Disruption of TbGPI10 in the procyclic form of T. brucei. (A) Southern blot analysis of homologous recombination. Samples of SalI and XhoI cut DNA of wild-type strain 427 (WT, lane 1), single TbGPI10 knockout clone (H-R, lane 2), and five double knockout clones derived from H-R (HN-R, lanes 3–7) were hybridized with a Sal–Sph probe. Expected positions of wild-type and homologous recombinant fragments are indicated on the left, and size markers are on the right. (B) Microscopic observation of the TbGPI10 knockout procyclics in culture. Wild-type and the knockout mutant procyclics were inoculated into flasks treated for nonadherent culture (Sumilon, Tokyo, MS-2005R; Upper; nonadherent) and regular nontreated flasks for adherent culture (Iwaki, Chiba, Japan, 3100-025; Lower; adherent) at a concentration of 10⁵ per ml. On days 3 and 6 of culture at 27°C, procyclics were observed under a phase contrast microscope.

Figure 4

Defective GPI biosynthesis, GPI anchoring, and surface expression of procyclins in TbGPI10 knockout procyclics. (A) GPI biosynthesis. Wild-type (WT) and doubly disrupted mutant (−/−), which were transformed with an empty vector (Mock) or TbGPI10 plasmid (TbGPI10), were used.
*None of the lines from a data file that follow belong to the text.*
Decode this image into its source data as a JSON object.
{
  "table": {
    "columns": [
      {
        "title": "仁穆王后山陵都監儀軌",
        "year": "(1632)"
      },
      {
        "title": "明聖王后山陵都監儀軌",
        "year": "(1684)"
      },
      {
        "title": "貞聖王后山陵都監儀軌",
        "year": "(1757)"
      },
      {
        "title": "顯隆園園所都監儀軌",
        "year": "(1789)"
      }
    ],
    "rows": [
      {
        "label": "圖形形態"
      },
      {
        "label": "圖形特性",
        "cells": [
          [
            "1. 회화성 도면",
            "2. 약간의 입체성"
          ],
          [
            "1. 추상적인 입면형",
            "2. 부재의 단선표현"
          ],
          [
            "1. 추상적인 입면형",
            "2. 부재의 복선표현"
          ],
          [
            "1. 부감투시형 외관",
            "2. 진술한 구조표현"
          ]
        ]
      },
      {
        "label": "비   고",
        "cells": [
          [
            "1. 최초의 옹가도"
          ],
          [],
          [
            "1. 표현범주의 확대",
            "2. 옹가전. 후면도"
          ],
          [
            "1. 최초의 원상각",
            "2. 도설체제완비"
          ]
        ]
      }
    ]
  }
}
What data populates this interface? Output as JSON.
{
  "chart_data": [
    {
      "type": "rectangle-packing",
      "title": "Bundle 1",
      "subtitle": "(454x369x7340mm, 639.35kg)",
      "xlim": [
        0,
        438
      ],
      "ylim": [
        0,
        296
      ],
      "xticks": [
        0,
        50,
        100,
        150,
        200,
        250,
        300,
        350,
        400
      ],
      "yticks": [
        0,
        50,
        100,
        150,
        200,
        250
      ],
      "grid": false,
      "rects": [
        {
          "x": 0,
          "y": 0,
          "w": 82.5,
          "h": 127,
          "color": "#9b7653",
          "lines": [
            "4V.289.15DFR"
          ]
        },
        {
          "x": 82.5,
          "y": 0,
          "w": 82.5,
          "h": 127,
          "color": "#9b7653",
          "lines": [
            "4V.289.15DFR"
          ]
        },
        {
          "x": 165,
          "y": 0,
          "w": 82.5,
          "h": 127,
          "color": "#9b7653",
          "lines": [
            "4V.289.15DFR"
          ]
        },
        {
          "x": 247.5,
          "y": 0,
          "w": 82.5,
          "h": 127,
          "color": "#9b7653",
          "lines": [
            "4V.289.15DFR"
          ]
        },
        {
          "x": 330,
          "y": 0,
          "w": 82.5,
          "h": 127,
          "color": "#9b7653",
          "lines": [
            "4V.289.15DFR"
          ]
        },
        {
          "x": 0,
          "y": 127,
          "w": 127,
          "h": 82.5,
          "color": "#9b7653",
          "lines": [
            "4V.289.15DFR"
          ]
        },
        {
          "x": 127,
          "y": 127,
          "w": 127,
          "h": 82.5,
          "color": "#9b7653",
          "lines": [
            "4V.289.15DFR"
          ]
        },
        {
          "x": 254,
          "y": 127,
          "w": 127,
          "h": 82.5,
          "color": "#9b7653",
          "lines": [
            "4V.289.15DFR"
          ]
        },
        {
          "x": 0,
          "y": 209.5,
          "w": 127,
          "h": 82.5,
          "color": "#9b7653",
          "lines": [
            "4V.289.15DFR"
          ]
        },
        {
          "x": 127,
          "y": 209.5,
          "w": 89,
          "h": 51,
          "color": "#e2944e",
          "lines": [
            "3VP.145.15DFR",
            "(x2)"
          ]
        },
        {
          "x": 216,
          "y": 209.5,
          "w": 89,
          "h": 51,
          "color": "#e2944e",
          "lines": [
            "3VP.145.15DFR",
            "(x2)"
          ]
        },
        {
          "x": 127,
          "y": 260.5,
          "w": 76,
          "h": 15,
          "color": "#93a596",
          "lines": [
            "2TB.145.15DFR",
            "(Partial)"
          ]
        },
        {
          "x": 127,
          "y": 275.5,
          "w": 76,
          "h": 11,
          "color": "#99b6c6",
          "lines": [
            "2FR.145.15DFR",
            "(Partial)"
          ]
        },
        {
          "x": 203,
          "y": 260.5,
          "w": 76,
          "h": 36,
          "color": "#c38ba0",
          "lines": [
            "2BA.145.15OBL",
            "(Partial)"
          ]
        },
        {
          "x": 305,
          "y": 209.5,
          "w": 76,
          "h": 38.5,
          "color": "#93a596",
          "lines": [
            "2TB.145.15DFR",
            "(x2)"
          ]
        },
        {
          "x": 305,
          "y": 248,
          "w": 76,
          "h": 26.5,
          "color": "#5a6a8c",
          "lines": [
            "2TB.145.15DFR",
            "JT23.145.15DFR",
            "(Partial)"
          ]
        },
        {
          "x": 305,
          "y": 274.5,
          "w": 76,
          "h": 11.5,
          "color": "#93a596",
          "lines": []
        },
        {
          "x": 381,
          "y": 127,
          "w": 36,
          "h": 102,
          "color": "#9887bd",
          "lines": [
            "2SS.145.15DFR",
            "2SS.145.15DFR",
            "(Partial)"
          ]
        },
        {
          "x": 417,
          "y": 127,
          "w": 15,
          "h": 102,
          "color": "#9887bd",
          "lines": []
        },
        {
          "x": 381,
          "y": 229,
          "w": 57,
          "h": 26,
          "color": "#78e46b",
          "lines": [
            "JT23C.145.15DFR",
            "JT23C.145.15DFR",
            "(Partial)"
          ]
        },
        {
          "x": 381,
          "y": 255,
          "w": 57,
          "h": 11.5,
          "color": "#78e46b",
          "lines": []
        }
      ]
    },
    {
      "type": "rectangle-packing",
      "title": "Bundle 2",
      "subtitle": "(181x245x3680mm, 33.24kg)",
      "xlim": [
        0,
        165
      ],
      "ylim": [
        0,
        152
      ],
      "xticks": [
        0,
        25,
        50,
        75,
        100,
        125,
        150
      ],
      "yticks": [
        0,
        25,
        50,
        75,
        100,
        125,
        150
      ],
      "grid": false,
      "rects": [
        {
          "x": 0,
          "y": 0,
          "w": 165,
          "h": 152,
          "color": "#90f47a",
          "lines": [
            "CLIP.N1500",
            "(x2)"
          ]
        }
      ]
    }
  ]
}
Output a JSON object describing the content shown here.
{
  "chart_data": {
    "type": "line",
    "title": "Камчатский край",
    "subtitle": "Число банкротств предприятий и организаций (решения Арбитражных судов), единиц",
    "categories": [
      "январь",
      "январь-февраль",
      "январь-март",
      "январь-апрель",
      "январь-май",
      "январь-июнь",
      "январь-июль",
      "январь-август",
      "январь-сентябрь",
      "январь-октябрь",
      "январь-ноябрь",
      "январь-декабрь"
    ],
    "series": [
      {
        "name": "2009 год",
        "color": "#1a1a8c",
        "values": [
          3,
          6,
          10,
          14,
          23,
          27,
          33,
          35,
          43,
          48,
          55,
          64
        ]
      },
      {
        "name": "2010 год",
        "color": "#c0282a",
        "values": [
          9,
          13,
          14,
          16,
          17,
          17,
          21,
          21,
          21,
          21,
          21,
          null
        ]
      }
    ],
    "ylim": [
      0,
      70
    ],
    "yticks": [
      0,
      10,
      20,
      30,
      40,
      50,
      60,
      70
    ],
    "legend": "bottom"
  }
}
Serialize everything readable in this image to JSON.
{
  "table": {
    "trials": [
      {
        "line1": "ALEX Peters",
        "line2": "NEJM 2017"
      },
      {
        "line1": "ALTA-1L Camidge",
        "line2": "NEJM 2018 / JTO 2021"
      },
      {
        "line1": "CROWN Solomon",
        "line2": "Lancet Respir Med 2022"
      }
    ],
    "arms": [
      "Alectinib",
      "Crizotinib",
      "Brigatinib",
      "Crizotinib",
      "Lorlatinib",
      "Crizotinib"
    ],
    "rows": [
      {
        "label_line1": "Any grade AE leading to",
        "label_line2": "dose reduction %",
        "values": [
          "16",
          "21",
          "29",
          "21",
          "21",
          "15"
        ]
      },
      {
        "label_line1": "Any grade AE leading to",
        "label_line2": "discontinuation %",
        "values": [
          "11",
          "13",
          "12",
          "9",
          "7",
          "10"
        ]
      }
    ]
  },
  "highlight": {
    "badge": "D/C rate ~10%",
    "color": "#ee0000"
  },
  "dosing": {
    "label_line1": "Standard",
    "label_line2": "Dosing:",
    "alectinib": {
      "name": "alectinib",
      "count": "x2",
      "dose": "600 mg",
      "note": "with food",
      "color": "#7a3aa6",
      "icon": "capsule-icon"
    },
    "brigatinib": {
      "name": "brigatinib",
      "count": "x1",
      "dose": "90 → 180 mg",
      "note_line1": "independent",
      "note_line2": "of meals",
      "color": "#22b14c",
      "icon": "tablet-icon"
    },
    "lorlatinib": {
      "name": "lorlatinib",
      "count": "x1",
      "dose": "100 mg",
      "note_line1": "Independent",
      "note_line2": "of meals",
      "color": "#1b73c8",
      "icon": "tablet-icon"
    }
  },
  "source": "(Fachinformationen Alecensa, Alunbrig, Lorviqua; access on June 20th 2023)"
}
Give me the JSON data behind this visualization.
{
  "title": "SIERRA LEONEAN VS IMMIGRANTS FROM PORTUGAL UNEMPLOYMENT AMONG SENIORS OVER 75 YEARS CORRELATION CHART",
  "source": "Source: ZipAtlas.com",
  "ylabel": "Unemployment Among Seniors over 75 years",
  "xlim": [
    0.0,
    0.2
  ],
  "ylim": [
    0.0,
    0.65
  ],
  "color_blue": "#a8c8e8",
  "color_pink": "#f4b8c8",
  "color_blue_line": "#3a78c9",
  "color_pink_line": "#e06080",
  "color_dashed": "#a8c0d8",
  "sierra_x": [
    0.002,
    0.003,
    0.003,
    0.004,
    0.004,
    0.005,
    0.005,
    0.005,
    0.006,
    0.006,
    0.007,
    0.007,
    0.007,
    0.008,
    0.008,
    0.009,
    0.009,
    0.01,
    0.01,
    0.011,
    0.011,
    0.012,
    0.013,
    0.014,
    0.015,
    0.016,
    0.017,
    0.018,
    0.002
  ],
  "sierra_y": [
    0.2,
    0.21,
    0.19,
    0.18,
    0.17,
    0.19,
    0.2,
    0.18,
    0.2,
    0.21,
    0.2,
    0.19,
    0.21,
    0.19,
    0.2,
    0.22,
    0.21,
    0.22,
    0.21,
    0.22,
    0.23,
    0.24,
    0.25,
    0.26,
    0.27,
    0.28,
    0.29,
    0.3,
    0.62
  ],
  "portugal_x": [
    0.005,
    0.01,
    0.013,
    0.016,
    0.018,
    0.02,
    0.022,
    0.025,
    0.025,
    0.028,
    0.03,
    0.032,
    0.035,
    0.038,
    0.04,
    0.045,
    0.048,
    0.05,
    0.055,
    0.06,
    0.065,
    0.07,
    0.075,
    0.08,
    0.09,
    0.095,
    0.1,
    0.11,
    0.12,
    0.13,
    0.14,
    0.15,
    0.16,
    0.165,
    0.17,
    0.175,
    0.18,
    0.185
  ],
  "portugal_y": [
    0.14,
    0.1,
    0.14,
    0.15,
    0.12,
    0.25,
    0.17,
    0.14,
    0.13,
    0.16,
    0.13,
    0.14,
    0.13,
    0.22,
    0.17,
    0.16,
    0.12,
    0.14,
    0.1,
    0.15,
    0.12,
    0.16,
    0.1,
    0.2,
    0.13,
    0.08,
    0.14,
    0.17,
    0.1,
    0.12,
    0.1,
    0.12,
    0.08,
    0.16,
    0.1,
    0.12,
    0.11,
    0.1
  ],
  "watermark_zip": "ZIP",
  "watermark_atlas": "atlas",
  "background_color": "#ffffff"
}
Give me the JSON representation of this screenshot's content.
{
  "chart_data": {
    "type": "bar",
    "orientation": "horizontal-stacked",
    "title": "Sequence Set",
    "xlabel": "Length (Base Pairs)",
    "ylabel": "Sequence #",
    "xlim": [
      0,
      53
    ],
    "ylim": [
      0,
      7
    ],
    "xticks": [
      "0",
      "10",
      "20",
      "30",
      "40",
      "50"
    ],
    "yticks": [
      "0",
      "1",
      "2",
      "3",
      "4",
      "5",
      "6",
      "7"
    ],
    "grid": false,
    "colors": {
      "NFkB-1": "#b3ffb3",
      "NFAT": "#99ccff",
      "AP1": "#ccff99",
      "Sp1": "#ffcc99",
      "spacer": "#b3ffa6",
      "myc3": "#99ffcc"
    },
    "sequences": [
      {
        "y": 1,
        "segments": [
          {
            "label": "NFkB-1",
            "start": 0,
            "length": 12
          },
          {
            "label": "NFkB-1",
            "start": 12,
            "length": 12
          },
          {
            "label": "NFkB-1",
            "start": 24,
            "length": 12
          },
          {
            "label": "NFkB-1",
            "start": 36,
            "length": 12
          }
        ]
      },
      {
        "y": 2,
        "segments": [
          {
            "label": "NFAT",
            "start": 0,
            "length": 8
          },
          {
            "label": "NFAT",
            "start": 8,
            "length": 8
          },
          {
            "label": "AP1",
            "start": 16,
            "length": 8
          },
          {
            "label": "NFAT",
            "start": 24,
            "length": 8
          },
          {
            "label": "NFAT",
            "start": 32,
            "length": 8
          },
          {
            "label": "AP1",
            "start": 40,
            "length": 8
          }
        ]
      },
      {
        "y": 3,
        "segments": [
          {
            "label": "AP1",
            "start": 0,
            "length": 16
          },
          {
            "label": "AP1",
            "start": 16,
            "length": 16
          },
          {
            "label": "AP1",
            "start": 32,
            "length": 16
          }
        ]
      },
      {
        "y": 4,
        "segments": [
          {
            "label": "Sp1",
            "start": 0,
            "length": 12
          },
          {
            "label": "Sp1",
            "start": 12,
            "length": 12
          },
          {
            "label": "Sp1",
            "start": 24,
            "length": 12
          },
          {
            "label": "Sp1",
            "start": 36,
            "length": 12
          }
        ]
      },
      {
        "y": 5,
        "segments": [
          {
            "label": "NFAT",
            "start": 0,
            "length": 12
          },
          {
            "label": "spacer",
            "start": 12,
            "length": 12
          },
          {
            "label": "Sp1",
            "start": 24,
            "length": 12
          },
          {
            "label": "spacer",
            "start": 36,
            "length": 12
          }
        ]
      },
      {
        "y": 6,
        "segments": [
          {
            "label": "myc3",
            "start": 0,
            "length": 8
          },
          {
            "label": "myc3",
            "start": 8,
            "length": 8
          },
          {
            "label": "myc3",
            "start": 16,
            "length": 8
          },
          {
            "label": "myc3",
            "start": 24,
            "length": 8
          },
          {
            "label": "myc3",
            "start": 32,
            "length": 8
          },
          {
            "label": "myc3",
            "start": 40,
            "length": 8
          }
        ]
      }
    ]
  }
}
The membranes were incubated with GDP-[³H]mannose to label GPI, and aliquots were subjected to TLC directly (−) or after digestion with α-mannosidase (M) or GPI-PLD (D). Identities of mannolipids are shown on the left of chromatograms. Designations of mannolipids from TbGPI10-disruptant are tentative. M1 and M2, intermediates containing one and two mannoses; M2(acyl) and M2(lyso), M2 species with acylation on inositol and with a lack of sn-2 fatty acid; M3(acyl), an intermediate bearing three mannoses with acylation on inositol; A′-like, an intermediate bearing three mannoses with ethanolamine phosphate on the third mannose; PP3, A′-like intermediate with acylation on inositol; PP1, complete GPI precursor (a lyso form of PP3). The spots that appeared after GPI-PLD-treatments (lanes 3, 6, and 9) are inositol-acylated GPI glycans. (B) Incorporation of myristic acid into procyclins. Lane 1, wild-type; lane 2, single TbGPI10-disruptant; lane 3, double TbGPI10-disruptant; lane 4, double TbGPI10-disruptant bearing an empty plasmid; lane 5, double TbGPI10-disruptant bearing TbGPI10 plasmid. Size markers are on the right. (C) Surface expression of EP procyclins. Single and double TbGPI10-disruptant clones were stained with anti-EP procyclins (shaded lines) or control (dotted line) monoclonal antibodies and analyzed in a FACScan. (D) Pulse-chase analysis of EP procyclins. Double TbGPI10-disrupted mutant bearing TbGPI10 (Left) or empty (Right) plasmid was pulse-labeled with [¹⁴C]proline for 30 min and chased for indicated time periods. At each time point, aliquots of samples were separated into supernatants and cell pellets, solubilized by detergent, and immunoprecipitated with anti-EP procyclins antibody. Immunoprecipitates were analyzed by SDS/PAGE and autoradiography.

Figure 5

Effect of defective GPI anchor biosynthesis on the infection of procyclic T. brucei in tsetse fly midgut. Flies were infected with procyclic forms, thereafter fed three times per week in vitro with defibrinated horse blood, and dissected on days 14 and 24. Midguts were scored for degrees of infection as heavy (100–300 trypanosomes per field in 10 fields with the ×20 objective, black section), intermediate (between “heavy” and “weak”, dark gray section), weak (less than three trypanosomes, light gray section), and negative (no trypanosome detectable, white section).